5.Giant Inflatable Cockroach: Almost 6 feet by 6 feet and a foot deep, this ugly guy can either scare people out of your highly sought after swimming pool or provide a lovely floatation device for someone large enough to cover most of it. The roach’s legs hang out in any possible scenario. I have to admit to an aversion to cockroaches of any size. When my husband went to medical school the only apartment he could afford was roach infested. We had to buy dozens of tiny roach hotels to strategically place around the apartment in hopes one would stop by for a visit and be terminated.The Inflatable cockroach was judged the “best new inflatable toy for summer 2016″ suggesting to me that America needs to find new designers for pool toys.
3:Toilet Bowl Dog and Cat Fountain: If your pets like to drink out of your toilet and this grosses you out, this gift is for you. Shaped just like a toilet only smaller, the tank provides fresh water on as-needed gravity basis. Also works well for improving the self-image of height-challenged dogs, like dachshunds, which have always wanted to drink out of the toilet but couldn’t reach it.
2.Creamed Possum in a can for holiday dinner: This holiday treat is also sold out but may be available in time for the Super Bowl and Presidential Inauguration . A red neck staple, this tasty treat includes Canned Creamed Possum with Coon Fat Gravy, garnished with Sweet Potatoes! Guaranteed to be made with only the freshest road-kill available
1.Trump Matryoshka (Hand-crafter Russian nesting dolls): These dolls were a rush order after the election.
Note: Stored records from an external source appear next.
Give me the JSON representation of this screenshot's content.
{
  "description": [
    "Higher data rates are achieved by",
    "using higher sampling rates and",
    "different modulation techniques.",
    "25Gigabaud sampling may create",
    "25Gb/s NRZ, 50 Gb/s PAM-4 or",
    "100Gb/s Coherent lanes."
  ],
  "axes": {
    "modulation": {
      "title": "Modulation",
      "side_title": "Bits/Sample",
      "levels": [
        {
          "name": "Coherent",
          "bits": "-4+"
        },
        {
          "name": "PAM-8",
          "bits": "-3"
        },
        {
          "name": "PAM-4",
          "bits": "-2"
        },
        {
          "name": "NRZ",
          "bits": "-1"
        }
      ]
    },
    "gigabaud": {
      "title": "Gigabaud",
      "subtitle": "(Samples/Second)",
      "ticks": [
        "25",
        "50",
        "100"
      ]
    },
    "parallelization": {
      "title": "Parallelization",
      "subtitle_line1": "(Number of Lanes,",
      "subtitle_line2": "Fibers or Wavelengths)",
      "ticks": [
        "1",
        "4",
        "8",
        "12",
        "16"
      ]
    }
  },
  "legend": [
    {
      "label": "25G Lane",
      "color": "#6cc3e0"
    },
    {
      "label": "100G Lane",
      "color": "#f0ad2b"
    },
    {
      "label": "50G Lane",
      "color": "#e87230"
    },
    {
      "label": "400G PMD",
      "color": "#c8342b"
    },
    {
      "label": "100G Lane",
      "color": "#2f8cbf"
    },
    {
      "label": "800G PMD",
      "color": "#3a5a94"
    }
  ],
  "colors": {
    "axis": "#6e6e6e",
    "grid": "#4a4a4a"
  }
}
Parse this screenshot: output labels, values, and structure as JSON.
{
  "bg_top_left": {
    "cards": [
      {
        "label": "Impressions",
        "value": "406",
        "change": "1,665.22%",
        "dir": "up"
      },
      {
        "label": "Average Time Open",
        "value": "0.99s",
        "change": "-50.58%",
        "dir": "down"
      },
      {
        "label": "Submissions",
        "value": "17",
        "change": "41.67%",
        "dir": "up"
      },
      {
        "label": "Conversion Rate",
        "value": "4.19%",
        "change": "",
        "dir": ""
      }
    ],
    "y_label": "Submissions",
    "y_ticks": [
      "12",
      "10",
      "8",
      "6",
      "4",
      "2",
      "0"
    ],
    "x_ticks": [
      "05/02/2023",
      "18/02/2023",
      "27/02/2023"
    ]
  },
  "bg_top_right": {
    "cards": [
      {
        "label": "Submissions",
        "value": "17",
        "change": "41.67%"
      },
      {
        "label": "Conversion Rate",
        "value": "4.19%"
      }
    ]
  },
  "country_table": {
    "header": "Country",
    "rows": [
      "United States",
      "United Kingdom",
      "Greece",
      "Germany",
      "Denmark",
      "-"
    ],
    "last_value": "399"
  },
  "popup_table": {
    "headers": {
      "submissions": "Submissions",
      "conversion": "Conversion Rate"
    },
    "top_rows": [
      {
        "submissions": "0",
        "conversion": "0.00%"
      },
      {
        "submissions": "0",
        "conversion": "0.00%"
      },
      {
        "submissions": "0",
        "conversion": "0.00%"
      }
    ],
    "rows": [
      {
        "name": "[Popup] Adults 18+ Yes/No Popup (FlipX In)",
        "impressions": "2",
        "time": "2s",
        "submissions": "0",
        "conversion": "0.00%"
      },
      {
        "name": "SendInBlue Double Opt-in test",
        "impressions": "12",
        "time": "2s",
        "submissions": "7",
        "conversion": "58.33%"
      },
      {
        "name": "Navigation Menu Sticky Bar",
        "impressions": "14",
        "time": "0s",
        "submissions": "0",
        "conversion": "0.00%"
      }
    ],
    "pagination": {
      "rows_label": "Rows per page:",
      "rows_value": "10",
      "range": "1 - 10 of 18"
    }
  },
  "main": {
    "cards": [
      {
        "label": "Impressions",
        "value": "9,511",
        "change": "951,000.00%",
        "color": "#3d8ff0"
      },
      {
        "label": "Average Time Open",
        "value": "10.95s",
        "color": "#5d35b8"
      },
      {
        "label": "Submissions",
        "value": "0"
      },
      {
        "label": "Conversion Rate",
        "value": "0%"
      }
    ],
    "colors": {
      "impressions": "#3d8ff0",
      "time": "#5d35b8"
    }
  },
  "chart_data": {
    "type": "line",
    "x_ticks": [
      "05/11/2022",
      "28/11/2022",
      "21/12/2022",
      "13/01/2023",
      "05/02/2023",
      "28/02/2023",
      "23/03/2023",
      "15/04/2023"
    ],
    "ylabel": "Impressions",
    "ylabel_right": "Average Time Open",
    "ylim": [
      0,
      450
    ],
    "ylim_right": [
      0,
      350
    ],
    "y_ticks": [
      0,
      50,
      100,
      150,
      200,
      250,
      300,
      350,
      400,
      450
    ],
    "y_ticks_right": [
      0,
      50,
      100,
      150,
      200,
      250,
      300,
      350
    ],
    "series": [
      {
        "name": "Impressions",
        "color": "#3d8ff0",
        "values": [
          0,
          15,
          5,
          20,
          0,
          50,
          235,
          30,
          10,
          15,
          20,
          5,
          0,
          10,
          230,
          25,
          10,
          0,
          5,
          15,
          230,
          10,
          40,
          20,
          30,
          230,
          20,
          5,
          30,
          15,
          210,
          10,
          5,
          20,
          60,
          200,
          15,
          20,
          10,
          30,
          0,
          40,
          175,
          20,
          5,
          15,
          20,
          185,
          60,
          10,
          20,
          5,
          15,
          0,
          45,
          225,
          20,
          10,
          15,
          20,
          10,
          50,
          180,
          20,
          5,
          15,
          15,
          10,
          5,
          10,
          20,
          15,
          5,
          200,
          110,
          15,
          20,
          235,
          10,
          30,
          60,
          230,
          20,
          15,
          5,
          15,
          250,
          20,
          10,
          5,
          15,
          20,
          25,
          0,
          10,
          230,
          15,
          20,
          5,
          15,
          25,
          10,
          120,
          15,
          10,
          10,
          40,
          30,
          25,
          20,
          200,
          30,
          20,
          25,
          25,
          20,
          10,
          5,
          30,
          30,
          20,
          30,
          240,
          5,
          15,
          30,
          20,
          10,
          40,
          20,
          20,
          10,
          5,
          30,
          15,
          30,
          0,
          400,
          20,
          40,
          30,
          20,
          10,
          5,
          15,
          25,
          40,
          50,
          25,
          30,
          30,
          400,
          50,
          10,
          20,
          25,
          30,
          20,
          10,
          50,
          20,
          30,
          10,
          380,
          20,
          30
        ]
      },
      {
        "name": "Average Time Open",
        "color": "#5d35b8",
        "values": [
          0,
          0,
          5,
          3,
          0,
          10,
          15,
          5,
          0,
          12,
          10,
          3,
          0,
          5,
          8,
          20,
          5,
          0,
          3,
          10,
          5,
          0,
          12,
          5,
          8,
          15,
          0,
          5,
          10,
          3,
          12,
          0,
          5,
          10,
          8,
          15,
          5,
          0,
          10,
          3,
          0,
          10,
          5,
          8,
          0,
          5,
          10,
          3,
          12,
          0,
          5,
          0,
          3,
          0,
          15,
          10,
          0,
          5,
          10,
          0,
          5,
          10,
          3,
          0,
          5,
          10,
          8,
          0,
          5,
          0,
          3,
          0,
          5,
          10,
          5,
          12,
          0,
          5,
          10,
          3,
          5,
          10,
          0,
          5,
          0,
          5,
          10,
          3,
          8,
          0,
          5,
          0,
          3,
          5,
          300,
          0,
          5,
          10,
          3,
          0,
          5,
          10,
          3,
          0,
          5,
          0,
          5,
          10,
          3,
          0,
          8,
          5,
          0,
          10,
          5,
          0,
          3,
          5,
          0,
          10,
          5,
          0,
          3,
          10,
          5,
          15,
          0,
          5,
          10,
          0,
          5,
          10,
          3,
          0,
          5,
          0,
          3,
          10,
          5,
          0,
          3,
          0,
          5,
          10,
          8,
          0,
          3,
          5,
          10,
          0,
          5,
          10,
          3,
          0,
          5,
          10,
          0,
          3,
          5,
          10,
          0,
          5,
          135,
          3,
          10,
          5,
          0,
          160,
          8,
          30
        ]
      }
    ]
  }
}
On the largest doll is a likeness of Trump wearing a surprised expression and holding a sign “The Apprentice and you’re hired!”. Inside is Secretary of State nominee Rex Tillerson holding his 2013 Russian Friendship award and waving an ExxonMobil flag. Beneath Tillerson is President Trump’s strategic advisor, Stephen Bannon in a Prince of Darkness costume. All three larger dolls cover a tiny replica of Russian President Putin, wearing a Cheshire cat smile and holding a sign “Russia Wins!”. These dolls sold out quickly to the alt-right. Plans are to have them mass produced after the inauguration. Right wing enthusiasts are anticipating a juggernaut in sales in the New Year as part of the new administration’s focus on economic development and new trade alliances.